Prima di diventare adulti ci vuole una bella festa tv

Su La5 un «docu-reality» racconta il fenomeno dei fantasiosi video girati per il compleanno più importante. Con Gianni Muscolino come conduttore

Non tutti i diciotto anni sono uguali, ma passano una volta sola. C'è un universo, colorato e un po' eccessivo, dove festeggiare la maggiore età è un rito collocato all'esatto punto di incontro tra piacere e dovere. Insomma, si fa e basta. Ma non bastano due (anzi, diciotto) candeline in croce. No, la celebrazione impone l'allestimento di una festa da Basso Impero al cui centro deve brillare immancabile e potente come una stella supernova il filmato del pre18esimo: una storia per immagini e musica e, ebbene sì, talvolta pure recitazione, dove il festeggiato e la festeggiata raccontano le proprie passioni e come sono arrivati al famoso traguardo.

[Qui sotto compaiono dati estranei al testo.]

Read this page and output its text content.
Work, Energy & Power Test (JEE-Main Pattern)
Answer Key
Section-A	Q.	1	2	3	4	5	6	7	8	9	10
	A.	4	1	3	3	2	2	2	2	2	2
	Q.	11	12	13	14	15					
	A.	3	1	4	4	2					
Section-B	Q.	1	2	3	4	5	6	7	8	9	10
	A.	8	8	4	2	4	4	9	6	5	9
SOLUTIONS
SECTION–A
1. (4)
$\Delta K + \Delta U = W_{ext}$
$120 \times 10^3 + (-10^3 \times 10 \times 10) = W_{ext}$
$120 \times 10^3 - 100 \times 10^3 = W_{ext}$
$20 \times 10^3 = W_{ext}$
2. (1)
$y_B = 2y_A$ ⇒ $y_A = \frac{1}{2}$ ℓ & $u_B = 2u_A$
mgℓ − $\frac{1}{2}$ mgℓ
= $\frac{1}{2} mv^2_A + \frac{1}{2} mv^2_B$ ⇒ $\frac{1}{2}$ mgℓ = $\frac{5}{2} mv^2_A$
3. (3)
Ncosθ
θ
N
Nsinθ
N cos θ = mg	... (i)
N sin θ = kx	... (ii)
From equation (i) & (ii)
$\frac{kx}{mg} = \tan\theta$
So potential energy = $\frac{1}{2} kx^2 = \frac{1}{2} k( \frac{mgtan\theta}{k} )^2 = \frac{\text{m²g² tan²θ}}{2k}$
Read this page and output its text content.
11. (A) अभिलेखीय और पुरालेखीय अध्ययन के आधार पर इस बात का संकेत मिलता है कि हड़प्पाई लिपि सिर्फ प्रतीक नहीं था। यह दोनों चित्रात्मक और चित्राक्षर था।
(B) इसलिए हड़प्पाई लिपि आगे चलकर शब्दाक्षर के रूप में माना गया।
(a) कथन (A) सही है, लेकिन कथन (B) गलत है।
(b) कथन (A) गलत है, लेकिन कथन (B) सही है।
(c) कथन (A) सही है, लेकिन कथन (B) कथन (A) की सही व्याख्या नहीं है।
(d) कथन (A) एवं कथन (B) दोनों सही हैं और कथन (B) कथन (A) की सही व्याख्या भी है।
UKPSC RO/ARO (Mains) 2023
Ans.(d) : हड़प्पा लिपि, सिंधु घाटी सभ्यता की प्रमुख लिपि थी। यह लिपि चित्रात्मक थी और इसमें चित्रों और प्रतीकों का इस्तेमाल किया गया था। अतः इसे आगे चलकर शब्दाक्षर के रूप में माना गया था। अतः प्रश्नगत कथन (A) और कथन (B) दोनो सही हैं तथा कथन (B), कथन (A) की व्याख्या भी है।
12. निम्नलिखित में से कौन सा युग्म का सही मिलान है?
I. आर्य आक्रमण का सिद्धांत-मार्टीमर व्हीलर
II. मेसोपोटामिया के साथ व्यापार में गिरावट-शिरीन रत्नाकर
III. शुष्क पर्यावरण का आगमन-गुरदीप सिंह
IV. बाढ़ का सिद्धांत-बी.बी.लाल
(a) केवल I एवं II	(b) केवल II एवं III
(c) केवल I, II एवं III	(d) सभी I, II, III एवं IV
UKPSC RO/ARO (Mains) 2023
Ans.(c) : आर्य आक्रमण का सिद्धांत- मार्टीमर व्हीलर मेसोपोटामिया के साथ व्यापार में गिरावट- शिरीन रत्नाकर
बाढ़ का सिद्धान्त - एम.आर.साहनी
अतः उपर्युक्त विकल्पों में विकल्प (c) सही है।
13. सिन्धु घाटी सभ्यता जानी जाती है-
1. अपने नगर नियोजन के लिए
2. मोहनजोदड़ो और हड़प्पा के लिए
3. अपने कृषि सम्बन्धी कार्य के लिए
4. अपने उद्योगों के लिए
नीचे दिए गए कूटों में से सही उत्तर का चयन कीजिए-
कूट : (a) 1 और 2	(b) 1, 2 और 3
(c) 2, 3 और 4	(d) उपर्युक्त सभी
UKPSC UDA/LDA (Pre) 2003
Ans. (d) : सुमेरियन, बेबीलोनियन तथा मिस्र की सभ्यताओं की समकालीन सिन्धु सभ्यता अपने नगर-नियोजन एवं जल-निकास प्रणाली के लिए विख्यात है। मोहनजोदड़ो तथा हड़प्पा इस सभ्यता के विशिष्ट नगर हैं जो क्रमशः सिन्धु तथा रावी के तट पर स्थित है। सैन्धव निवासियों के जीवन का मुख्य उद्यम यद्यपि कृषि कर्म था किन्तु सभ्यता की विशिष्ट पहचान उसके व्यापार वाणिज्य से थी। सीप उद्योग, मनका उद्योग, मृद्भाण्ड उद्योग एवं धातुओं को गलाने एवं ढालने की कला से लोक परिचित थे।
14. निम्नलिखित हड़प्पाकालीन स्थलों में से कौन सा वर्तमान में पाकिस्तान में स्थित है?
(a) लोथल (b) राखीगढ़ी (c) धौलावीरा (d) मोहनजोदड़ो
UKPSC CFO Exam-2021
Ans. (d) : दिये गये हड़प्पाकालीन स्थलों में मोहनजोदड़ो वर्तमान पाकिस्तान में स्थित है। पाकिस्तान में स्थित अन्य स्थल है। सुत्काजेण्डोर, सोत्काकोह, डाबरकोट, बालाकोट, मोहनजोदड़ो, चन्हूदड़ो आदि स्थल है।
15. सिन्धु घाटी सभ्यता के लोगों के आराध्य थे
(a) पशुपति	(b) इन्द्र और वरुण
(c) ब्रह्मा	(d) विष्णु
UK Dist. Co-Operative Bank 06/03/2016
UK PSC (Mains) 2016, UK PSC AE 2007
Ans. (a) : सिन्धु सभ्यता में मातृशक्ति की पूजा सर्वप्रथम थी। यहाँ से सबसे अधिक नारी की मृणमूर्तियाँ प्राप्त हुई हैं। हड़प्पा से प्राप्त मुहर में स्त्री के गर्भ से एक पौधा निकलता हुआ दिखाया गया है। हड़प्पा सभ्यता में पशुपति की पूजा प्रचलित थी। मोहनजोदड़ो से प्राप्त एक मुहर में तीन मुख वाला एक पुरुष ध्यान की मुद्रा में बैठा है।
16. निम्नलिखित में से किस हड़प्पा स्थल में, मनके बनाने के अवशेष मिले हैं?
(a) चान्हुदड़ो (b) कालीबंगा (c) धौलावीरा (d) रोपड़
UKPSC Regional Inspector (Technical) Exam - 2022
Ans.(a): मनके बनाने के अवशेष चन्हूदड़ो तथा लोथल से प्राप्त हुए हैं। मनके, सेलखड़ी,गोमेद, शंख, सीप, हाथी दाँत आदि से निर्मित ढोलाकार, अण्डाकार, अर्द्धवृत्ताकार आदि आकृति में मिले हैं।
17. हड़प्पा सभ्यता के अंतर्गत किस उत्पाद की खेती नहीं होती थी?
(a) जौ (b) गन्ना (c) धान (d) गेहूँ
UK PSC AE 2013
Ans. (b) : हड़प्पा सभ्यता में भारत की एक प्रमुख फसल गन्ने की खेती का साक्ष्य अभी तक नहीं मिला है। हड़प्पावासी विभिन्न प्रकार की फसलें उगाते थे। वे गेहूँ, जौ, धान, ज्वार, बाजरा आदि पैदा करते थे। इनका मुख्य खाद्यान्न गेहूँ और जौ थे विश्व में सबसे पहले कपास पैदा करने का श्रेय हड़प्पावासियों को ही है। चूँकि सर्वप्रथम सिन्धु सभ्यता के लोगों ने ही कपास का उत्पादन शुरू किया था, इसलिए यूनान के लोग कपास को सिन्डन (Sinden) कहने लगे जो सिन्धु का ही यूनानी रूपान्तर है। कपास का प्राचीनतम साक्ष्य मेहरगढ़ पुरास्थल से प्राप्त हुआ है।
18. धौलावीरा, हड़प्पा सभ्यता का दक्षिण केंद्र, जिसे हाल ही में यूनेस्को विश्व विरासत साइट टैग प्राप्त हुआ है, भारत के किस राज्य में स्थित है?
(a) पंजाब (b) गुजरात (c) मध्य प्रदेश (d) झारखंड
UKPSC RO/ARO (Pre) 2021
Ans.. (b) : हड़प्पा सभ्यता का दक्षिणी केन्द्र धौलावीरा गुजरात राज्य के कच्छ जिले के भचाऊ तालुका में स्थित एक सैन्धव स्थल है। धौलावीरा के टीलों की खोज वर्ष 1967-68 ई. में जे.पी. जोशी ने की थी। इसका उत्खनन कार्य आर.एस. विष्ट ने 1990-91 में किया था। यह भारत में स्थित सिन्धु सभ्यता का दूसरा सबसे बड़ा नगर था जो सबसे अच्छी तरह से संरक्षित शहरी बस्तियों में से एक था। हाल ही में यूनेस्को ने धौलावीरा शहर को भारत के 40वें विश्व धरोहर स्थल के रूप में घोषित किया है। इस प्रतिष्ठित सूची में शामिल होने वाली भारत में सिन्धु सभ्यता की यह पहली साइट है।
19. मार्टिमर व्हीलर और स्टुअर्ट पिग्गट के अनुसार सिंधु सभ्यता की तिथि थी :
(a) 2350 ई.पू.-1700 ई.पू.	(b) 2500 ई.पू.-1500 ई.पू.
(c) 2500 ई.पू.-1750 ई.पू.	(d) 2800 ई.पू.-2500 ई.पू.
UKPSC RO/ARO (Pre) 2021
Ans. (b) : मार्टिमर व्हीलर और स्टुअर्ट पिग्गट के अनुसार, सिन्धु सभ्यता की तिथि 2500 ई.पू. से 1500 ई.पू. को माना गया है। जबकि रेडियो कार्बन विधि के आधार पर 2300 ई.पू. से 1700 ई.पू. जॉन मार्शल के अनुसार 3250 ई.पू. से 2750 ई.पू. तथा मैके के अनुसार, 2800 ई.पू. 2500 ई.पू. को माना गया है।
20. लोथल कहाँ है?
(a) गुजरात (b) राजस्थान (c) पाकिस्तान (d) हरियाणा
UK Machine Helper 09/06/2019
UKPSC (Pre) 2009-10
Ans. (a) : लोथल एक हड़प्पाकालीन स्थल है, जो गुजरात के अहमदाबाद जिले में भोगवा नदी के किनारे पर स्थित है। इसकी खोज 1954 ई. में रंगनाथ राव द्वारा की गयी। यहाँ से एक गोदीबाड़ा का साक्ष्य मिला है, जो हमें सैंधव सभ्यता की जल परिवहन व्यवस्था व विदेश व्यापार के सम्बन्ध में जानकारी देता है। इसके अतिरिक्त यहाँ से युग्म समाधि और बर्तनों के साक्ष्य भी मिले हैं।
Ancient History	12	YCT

*Semisconosciuto al Nord, fenomeno di culto al Sud, il «video del pre18esimo» è il grande tema raccontato con sguardo divertente, divertito e comprensivo da Il Boss dei Pre18esimi, in onda da questa sera ogni mercoledì per sei puntate in seconda serata (ore 23.30, in replica il venerdì ore 24, sabato ore 14 e domenica ore 11)) su La5. Prodotto e ideato dalla DueB di Luna Berlusconi, il programma è un backstage al sapore di docu-reality che va al centro di un fenomeno sociale in piena espansione, grazie alla viralità del web. E proprio su Internet i video dei pre18esimi scatenano reazioni di ogni tipo: d'emulazione e di scherno. Le sei storie de Il Boss dei Pre18esimi hanno come cornice Catania, e sfoggiano come conduttore e opinionista «filosofo» un professionista del settore di nome Gianni Muscolino, videomaker dall'aria navigata: «Nella mia città spiega Muscolino il fenomeno dei video dei pre18esimi è una vera febbre, e le richieste strane non mancano».

Sì perché proprio ortodosse non si possono definire le sceneggiature di alcuni video in cui - si vedrà - cinque ragazze e un ragazzo catanesi, si reinventano Beyoncé o Lady Gaga in sedicesimo, a bordo di yacht dove scorre champagne a fiumi e modelle in bikini si muovono felinamente. C'è poi chi si veste da eroina del West, da Calamity Jane, chi si fa legare alle rotaie inscenando (grazie al montaggio) un minaccioso treno in arrivo e chi, aspirante pilota, si lancia nel vuoto col parapendio. I fuochi d'artificio o l'affitto del Vip, come Raimondo Todaro di Ballando con le stelle, sono nell'ordine delle cose. La produttrice Luna Berlusconi spiega: «La domanda che si pone il programma è: perché questi ragazzi vogliono esibirsi? Siamo entrati nelle case di queste famiglie catanesi, e abbiamo scoperto che si tratta di persone con valori saldi, nessuno dei loro figli vuole fare la modella o l'attrice, semplicemente per un giorno vogliono sentirsi protagonisti». L'ideatore del programma è Gianni Tramontano: «Tempo fa spiega mi sono imbattuto in questi video su YouTube, abbiamo pensato di farne un argomento da talk in Domenica Live, in quella occasione ho incontrato Gianni Muscolino. Questi ragazzi finiscono per avere migliaia, talvolta milioni di visualizzazioni sul web. Ogni puntata si racconta così: si va a casa a conoscere le famiglie, si segue il lavoro dei fotografi, infine si documenta la festa». Trionfo della vanità, del kitsch e dal vacuo? «Come detto prosegue Tramontano le storie di questi ragazzi sono la risposta: ad esempio Marco, l'unico maschio di questa edizione, è certo un po' vanesio, ma ha la testa sulle spalle, si occupa di volontariato nel suo non facile quartiere di Catania». Da Il Boss dei Pre18esimi la DueB di Luna Berlusconi sta per realizzare uno «spin off», ambientato a Napoli e incentrato sui pre-matrimoni.